Chaney laughed, let it settle.
"So, several
research stations are attacked," he continued. "Which means that these people, whoever they are, didn't know where to look. They only knew that it was somewhere in one of the stations. I can see how that might make sense. They've got something up there, and somebody else wants it."
"There ain't nuthin' that important, kid. Killing two platoons of marines would be considered an overt act of war. Even though we ain't in the Reagan years no more, there's only so much that folks out there in God's country will take. The people would make us hit back, no matter who it was against. And the good ol' boys would be lining up at the recruiting office, just like they did after we kicked butt in the Gulf."
Chaney hadn't considered that; yeah, killing two platoons of marines probably would be considered an overt provocation act of war unless ...unless. . .
"Unless . . ." he said slowly, "we killed them ourselves."
Brick didn't move.
Releasing a heavy breath, he stared at the wall.
"This is unreal," he said.
*
Chapter 10
Staring intently at the topographical map with Takakura sweating and glowering beside him, Hunter tried to find an easily negotiable route to the research station, located on the south side of the White Mountains, a massive range over thirty miles long and completely impossible to clear in time to help the professor.

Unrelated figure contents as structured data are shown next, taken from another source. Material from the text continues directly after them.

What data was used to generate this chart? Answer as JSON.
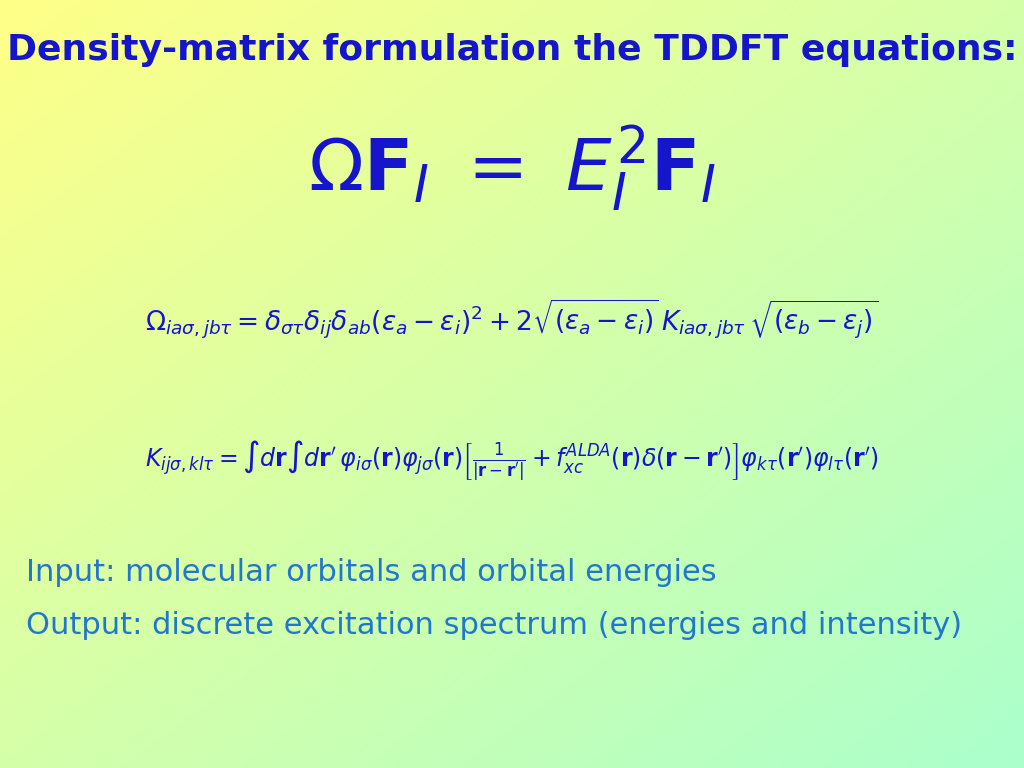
{
  "title": "Density-matrix formulation the TDDFT equations:",
  "title_color": "#1515CC",
  "title_fontsize": 26,
  "eq_color": "#1515CC",
  "text_color": "#2277CC",
  "input_text": "Input: molecular orbitals and orbital energies",
  "output_text": "Output: discrete excitation spectrum (energies and intensity)",
  "figsize": [
    10.24,
    7.68
  ],
  "dpi": 100,
  "bg_yellow": [
    1.0,
    1.0,
    0.53
  ],
  "bg_green": [
    0.67,
    1.0,
    0.8
  ]
}
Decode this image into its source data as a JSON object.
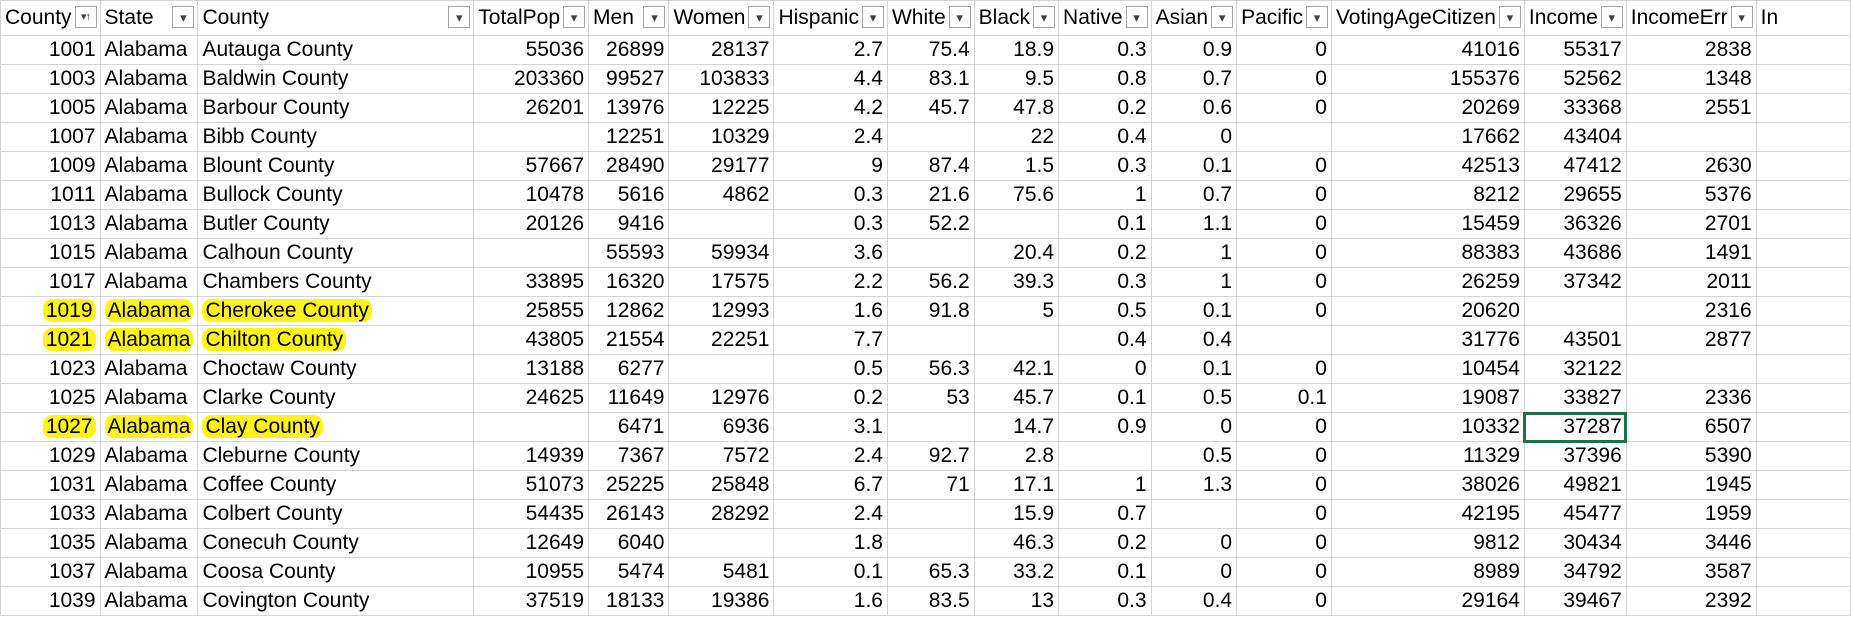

His brow hardening, Hunter looked at Takakura, and the Japanese just shook his head, still breathing hard from the last hard knoll they'd had to clamber across carrying the stretcher.
This was obviously not good country for a man to get injured, nor one in which to portage a man out. The terrain was becoming increasingly difficult and rough-cut, and the map indicated that it was about to become even more severe.
As a team, they would have had only moderate difficulty clearing the north ridge of the mountains bordering Fossil Creek, a misnamed river that ran the length of the range. But with a wounded man in uncertain condition this was no longer a strike mission; it was a rescue mission.
They couldn't scale, couldn't push the pace at double time when they mercifully reached a rare level area. So far, the longest level path had been about a hundred yards and ended in a long descent that a strong man could negotiate with caution, but only with the greatest difficulty while carrying a wounded man.